La métrique française fonctionne sur des principes très différents du système poétique allemand et du système musical, puisqu’un mètre français se définit par un nombre de syllabes fixe et non par un schéma accentuel. Il reçoit bien un certain nombre d’accents, mais une partie de ceux-ci ont une place aléatoire. Ces appuis relèvent en effet de deux types : l’accent métrique, fixe, affecte la dernière syllabe du vers (ainsi que la dernière syllabe de l’hémistiche, si c’est un alexandrin) ; l’accent prosodique, propre à la langue et donc indépendant du mètre, n’a pas de position prédéterminée4. Ce système étant assez éloigné du système musical, la tâche est plus difficile pour un compositeur choisissant un poème français. Et lorsque c’est l’écrivain qui doit écrire un texte sur une ligne mélodique déjà écrite, il est vite amené à infliger des entorses aux règles traditionnelles pour assurer la bonne exécution de l’ensemble. Il faut noter aussi que le nombre total d’accents par vers (sauf pour les vers longs) tend à être moins élevé que dans le mètre allemand (qui en comporte trois ou quatre, en général) et dans la phrase musicale. Le risque d’accents aprosodiques est assez élevé, de ce fait5.

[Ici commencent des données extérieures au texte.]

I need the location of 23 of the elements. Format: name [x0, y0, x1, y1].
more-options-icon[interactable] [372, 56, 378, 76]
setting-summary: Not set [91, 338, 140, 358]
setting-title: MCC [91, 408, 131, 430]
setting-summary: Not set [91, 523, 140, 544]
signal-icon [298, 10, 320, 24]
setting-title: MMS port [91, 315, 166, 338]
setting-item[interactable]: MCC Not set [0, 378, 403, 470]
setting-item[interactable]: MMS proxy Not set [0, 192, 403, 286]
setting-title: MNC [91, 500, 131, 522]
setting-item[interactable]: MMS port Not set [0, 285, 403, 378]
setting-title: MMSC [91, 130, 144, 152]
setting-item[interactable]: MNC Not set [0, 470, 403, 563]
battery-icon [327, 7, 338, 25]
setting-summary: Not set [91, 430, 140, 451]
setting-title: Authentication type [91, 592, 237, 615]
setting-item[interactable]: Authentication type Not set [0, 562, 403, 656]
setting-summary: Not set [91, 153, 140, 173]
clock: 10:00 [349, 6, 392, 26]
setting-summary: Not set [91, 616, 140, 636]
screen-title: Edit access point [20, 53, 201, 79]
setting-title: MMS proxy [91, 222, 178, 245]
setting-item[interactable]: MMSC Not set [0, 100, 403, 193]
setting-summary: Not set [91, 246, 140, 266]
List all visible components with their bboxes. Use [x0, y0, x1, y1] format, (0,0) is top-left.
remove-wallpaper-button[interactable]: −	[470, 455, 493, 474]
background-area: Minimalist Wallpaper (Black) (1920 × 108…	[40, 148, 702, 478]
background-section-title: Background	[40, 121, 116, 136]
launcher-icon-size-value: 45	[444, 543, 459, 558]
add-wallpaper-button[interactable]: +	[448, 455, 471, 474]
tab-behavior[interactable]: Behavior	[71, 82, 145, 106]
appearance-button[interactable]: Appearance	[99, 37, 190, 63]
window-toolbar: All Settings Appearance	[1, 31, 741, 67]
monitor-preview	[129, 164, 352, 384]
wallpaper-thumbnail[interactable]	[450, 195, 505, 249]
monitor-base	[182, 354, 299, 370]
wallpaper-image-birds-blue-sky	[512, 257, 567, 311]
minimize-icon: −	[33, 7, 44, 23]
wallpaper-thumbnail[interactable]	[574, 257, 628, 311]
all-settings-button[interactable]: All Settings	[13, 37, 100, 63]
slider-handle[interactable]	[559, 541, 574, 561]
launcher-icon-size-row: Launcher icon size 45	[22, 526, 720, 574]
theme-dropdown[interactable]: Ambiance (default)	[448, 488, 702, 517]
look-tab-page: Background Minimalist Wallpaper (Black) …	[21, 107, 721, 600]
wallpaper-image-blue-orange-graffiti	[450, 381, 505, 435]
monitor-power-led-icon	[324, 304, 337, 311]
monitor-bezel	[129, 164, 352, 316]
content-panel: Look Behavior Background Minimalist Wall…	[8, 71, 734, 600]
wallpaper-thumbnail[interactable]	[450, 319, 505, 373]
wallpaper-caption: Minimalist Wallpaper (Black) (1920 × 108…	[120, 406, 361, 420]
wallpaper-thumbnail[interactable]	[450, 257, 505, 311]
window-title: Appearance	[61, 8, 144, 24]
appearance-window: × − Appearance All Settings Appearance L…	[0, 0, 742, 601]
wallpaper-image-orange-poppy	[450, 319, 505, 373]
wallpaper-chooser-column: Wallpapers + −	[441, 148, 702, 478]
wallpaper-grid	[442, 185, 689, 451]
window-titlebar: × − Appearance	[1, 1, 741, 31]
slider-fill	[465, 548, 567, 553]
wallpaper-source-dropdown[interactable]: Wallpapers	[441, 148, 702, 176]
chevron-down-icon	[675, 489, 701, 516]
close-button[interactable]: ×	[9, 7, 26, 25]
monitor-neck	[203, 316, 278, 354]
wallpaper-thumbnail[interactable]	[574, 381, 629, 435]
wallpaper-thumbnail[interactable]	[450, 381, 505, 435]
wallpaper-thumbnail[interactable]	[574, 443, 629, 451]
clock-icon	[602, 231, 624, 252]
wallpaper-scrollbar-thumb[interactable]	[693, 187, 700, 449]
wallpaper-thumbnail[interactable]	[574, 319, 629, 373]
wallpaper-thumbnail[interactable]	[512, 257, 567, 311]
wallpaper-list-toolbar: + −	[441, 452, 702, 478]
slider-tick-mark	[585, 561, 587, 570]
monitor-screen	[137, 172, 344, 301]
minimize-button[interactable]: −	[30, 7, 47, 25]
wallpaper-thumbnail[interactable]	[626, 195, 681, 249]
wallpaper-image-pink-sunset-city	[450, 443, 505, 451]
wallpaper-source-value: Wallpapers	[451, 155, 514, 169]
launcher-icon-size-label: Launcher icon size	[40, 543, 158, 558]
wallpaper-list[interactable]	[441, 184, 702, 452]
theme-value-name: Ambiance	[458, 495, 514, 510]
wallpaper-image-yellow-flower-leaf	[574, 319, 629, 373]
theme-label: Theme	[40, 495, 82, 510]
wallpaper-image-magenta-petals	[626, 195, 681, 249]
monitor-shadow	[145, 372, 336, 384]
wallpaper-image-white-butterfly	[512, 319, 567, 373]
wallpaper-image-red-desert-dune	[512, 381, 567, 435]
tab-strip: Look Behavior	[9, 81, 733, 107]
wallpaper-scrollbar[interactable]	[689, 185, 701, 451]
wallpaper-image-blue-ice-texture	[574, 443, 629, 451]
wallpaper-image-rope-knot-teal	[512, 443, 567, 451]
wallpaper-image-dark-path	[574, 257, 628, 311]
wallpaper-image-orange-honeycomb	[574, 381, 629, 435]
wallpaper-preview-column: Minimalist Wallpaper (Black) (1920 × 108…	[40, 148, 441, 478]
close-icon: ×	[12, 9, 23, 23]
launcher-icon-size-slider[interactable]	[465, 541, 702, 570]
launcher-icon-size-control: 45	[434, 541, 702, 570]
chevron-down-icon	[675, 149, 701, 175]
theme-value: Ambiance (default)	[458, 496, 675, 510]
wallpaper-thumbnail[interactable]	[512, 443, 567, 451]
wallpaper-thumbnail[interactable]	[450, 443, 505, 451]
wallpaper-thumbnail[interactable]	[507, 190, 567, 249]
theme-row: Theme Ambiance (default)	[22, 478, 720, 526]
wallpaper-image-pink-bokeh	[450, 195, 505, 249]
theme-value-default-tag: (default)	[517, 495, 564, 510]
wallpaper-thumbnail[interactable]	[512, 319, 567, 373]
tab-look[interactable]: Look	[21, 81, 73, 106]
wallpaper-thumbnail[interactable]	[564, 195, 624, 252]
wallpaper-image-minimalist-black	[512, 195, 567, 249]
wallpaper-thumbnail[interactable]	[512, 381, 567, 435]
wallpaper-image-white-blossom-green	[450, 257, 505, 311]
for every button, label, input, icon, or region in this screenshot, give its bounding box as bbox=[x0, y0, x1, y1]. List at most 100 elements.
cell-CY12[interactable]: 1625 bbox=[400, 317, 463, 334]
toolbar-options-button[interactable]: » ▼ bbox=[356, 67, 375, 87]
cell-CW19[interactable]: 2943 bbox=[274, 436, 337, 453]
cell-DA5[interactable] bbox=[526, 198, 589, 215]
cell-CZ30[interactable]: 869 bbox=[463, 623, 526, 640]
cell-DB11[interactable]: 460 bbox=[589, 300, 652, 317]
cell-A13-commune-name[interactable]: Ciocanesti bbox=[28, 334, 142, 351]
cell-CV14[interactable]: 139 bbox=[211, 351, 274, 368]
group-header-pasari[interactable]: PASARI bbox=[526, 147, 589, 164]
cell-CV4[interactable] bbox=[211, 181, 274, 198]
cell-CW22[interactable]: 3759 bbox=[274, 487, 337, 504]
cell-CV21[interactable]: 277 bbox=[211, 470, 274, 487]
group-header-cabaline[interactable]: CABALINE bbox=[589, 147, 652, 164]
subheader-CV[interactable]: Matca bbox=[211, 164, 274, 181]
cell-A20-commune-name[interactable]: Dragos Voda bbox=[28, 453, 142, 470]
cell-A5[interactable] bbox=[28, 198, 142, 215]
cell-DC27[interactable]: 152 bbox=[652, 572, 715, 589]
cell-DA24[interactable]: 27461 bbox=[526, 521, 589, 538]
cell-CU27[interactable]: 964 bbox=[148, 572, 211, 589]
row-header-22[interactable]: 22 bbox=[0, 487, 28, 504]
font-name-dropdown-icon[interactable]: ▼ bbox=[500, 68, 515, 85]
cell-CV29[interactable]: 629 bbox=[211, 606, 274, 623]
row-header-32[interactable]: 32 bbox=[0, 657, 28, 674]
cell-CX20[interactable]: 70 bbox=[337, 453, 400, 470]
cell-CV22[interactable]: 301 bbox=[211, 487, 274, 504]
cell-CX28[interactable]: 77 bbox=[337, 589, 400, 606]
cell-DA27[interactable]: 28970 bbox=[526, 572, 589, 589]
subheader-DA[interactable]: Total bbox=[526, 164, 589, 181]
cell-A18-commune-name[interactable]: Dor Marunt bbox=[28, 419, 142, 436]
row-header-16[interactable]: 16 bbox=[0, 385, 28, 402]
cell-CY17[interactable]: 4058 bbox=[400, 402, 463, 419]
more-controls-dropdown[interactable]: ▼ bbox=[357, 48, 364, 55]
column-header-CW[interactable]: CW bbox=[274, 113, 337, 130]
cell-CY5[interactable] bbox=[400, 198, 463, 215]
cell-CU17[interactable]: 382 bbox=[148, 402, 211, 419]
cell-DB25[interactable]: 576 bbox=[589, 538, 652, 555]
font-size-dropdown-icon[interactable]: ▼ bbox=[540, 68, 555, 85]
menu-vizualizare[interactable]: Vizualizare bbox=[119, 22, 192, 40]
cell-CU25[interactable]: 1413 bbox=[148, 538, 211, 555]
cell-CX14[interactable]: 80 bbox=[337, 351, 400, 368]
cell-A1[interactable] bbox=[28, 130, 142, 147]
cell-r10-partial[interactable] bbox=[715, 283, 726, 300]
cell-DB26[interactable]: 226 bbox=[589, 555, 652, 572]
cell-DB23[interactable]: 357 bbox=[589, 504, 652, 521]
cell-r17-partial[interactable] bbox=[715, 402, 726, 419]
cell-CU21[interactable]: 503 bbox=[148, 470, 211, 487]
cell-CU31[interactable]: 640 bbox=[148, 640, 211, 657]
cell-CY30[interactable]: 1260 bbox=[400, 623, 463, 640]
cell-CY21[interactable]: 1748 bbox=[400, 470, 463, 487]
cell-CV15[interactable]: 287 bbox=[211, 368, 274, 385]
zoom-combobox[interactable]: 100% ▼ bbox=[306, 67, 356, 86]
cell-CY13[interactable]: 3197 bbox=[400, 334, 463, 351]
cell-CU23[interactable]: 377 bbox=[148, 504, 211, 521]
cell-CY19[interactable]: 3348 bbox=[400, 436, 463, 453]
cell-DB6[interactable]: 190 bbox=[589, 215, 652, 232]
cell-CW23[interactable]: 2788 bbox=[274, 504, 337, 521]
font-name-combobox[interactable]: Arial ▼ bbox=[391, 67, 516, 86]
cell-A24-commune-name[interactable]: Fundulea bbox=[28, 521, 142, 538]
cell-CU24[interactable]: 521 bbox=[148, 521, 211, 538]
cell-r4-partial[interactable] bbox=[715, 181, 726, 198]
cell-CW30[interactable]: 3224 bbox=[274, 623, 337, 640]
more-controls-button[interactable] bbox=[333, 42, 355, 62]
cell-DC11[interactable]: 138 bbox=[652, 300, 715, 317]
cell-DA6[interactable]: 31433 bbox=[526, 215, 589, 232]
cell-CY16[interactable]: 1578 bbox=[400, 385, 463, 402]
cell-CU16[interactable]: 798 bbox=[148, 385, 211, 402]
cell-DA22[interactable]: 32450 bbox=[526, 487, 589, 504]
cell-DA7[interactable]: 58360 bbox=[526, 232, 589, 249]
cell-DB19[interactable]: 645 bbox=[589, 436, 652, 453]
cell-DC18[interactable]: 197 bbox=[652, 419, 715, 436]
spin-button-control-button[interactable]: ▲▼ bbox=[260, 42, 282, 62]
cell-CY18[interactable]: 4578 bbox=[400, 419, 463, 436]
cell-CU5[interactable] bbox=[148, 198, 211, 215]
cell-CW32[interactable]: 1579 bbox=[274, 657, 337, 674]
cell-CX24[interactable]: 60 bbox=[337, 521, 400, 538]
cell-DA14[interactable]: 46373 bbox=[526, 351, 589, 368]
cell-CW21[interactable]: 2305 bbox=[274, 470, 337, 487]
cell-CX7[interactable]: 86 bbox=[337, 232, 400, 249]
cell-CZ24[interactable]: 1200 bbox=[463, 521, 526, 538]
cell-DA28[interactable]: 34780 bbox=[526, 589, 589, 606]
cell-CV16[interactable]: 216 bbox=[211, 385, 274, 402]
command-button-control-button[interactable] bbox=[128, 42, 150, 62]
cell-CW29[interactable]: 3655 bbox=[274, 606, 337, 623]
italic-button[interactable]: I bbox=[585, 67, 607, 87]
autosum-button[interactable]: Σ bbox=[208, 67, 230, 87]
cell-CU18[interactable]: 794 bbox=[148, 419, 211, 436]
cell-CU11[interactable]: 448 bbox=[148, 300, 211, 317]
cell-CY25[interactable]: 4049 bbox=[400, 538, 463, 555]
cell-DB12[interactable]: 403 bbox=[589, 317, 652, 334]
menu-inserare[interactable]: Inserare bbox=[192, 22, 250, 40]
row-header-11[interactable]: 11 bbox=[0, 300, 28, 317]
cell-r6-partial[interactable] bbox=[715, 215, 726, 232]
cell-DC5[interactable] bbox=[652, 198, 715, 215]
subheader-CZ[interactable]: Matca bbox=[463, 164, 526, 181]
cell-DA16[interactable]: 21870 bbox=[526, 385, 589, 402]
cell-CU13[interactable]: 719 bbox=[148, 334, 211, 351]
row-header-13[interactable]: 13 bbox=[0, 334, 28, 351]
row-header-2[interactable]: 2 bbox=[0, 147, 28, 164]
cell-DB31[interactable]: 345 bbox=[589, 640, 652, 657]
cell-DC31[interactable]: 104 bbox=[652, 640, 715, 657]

A ces difficultés il faut en ajouter d’autres encore, à savoir la rime, corollaire elle aussi de la tradition poétique française, et bien sûr le souci du sens. Ce dernier, en raison des autres obstacles qui se dressaient devant le traducteur et le caractère pragmatique de sa tâche, est souvent passé au second plan. C’était déjà le cas cependant dans de nombreuses traductions contemporaines destinées à la lecture silencieuse, et certains adaptateurs sont parvenus malgré tout à de réelles réussites. En fait, la plupart d’entre eux ont abandonné très vite les mètres au nombre de syllabes fixe, devant les difficultés qu’amenait cette contrainte, et se sont contentés d’un respect minimal de la rime. Dans la version française réalisée par Bélanger en 1834 et le montage opéré par le chanteur Charles Panzéra à partir de traductions accomplies entre 1834 et 1911, les compromis sont plus ou moins grands et les résultats plus ou moins heureux6.

Le Roi des aulnes

Voyez ce cavalier hâtant le pas
il tient son fils qu’il réchauffe en ses bras :
la nuit est noire : au loin gronde l’orage,
le vent mugit avec fracas.

Mon fils ! pourquoi me cacher ton visage ?
Mon père !! là !! je viens de le voir !!
le Roi des Aulnes, le spectre noir !!..[.]
Mon fils ! c’est un brouillard du soir.

Enfant, suis-moi dans ma retraite,
là tous les jours sont jours de fête,
viens donc : viens donc : je te garde un trésor :
des jouets et des habits tout brillants d’or.

Mon père ! mon père ! entends, entends,
du spectre entends les sombres accents !
Mon enfant ! c’est la tempête,
et le vent siffle au fond des bois.

Pourquoi trembler si tu me vois :
plus heureux bientôt que le fils des Rois
tu verras mes enfants jaloux de tes droits
t’aimer, te servir, et soumis à tes lois
dans leurs bras légers te bercer à ma voix.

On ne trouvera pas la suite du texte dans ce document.